Cette opération a été comme un coup de tonnerre qui a éclaté au cœur de la capitale à cause des dysfonctionnements des services de sécurité caractérisés par des niveaux d’inaction, de laisser-aller et de mauvaise coordination entre les différentes structures spécialisées, estime l’ancien chef de gouvernement.
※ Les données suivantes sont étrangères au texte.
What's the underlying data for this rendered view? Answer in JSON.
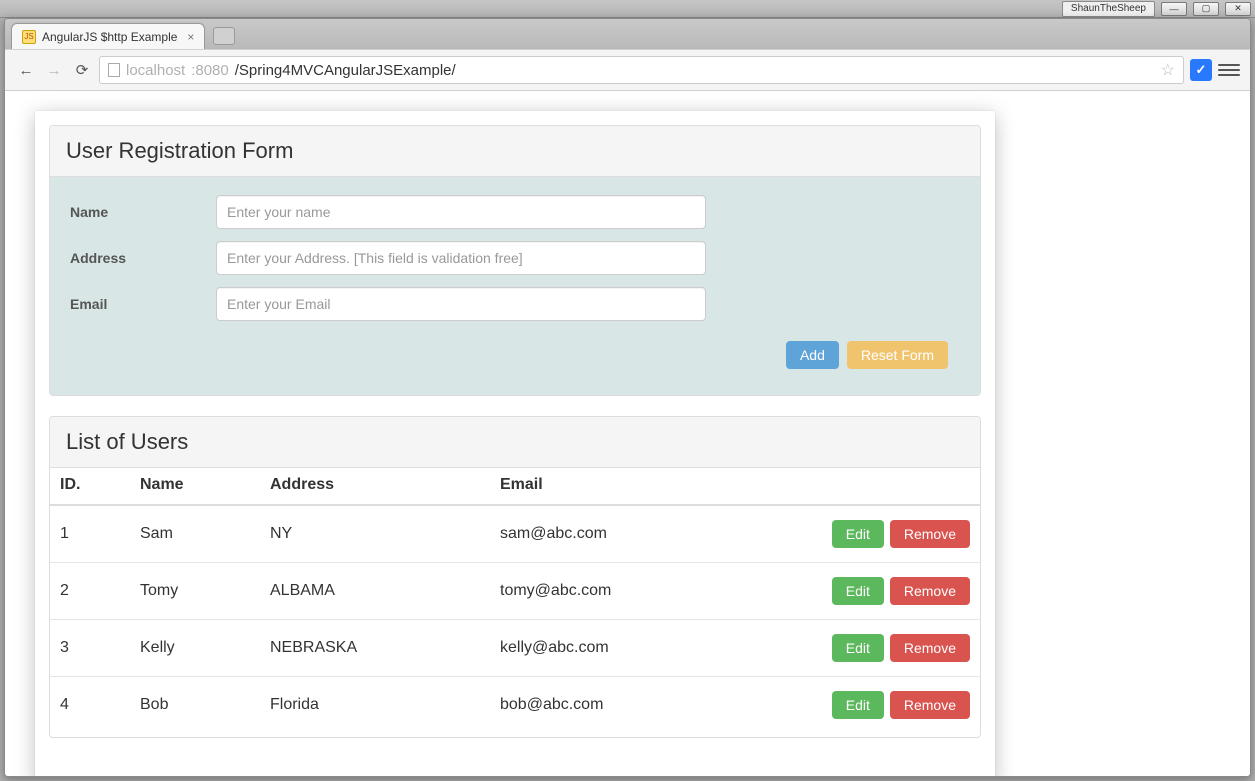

Cette mauvaise coordination serait due, selon lui, à l’absence de plan du directeur de la Sûreté nationale lors de la nomination de Rafiq Chelly au poste de secrétaire d’État auprès du ministre de l’Intérieur chargé de la Sécurité, car on avait, à l’époque, cherché à réduire les postes et à concentrer le pouvoir de décision de manière à éviter la dispersion des responsabilités, a-t-il expliqué.
Au fil des jours, la coordination a malheureusement diminué et des dysfonctionnements sont apparus, entre les différentes structures de sécurité et au sein de la Garde nationale en particulier.
«J’ai été profondément affecté par le terrible bilan de cette opération, surtout lorsque j’ai appris qu’il y avait eu une grave défaillance au niveau du dispositif de sécurité affecté aux bus touristiques venant du port de La Goulette, ainsi qu’en matière de plan de prévention sécuritaire pour le parlement… Il est devenu clair que la protection du parlement, qui est assurée, à l’intérieur de l’enceinte, par la sécurité présidentielle et, à l’extérieur, par les unités d’intervention relevant de la direction de la sûreté nationale, n’était pas au niveau espéré en termes de vigilance», a écrit M. Essid, ajoutant que les enquêtes effectuées après l’attaque ont prouvé que ces deux dispositifs ont échoué dans les efforts de coordination et d’intégration, «ce qui a affecté le niveau d’efficacité des mesures de sécurité nécessaires pour prévenir tout danger extérieur.»
«Je me souviens que le Japon, qui a perdu deux de ses citoyens dans l’opération, a exprimé sa vive colère lorsqu’il a appris qu’au moment de l’attaque, les gardiens des lieux se trouvaient dans le café et que certains agents n’avaient pas hésité à dévaliser les victimes et à voler quelques effets personnels sur les corps gisant sur le sol», écrit M. Essid, comme pour souligner l’ampleur des manquements constatés et qui débordent le cadre de la «simple» mauvaise coordination entre services pour atteindre jusqu’à la formation, la doctrine et la déontologie.
* «Hadith Edhak ira» (Mémoires) de Habib Essid, en arabe, éditions Leaders, novembre 2021, 492 pages.